Since then multiple reviews of the drug have been done. An open label study done with Mexican patients found a statistically significant slowing of disease progression:
Results
One-year treatment ended January 1998 for the 50 patients initially enrolled, of which 31 (62%) completed the study. Of those did not complete treatment protocol, 14 (28%) were because of non-compliance with study visits our voluntary drop-out, mainly in the first two month of treatment with riluzole; 4 patients (8%) died of respiratory failure (none of them presented treatment related side-effects), within a mean of 5 month after riluzole was started; one patient (2%) has to continue drug therapy because of skin rash which disappeared after stopping riluzole.
Thirty-one patients (11 women, 35% and 20 men, 65%), with a men age of 47.67 (SD 10.35) years (49.16 years for women and 44.63 years for men) completed the one-year treatment. Mean clinical evolution of ALS was 25.83 (SD 13.43) months (29.66 months in women and 23.73 months in men). None of the patients had a greater then two-fold increase in aminotransferase . Mean values for alanine aminotransferase and aspartate aminotransferase were 27.78 U/L at study entry, and 27.58 U/L and 26.76 U/L at the end of one-year therapy, respectively. Complete blood counts were not significantly different before and after treatment.
Full Article->
http://www.medicosecuador.com/revecuatneurol/vol8_n3_1999/open_label_study_of_riluzole.htm
The "Cochrane" review of existing studies concluded rilutek conferred a two-month survival extension, but also cautioned these results were skewed by the fact that one study included multiple older, fast-progressing patients:
(broken link removed)
Perhaps most intriguing were reports from three separate patient databases presented at the 2001 International Symposium on ALS describing long range
experience with riluzole. All three reports suggest a trend of increasing survival with riluzole over time. It was concluded that "more studies that are double blind and controlled are needed to confirm these database observations. The trend appears to indicate that longer periods of time than those used in the riluzole clinical trials may be needed to see the long-term survival advantage of the drug."
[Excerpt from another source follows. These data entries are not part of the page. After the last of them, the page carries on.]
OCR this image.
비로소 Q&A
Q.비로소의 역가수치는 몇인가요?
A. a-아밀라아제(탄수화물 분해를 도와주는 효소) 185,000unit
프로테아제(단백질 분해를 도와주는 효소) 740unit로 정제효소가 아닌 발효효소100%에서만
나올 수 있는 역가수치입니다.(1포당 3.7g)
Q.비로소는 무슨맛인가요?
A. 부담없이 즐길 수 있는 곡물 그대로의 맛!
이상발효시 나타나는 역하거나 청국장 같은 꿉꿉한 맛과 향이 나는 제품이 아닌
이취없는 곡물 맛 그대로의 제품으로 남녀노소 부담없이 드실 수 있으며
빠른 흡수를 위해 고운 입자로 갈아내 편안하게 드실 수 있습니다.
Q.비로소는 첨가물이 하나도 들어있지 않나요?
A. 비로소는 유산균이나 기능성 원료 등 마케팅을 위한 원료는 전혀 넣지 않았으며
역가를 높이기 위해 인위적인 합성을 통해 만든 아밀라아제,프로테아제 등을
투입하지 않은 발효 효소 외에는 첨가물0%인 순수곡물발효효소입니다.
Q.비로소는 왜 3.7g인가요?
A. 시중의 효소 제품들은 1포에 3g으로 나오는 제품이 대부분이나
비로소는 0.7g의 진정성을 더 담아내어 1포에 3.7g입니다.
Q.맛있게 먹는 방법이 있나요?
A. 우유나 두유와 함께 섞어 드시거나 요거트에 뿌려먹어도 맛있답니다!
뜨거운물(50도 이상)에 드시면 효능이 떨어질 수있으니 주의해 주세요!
http://www.als.ca/_news/64.aspx
Interestingly, I find no evidence that any such "studies" were ever done to confirm the database observations. It seems to me, then, that rilutek may be far more effective than the original studies indicated; my own nueurologist told me that current thinking among his colleagues is that the drug is more likely to be beneficial when given to patients in earlier stages of the disease and that it is probably much better than most doctors originally thought. Now, that may be self-delusional puffery to make the docs think they are doing something they really aren't. But it is interesting nonetheless.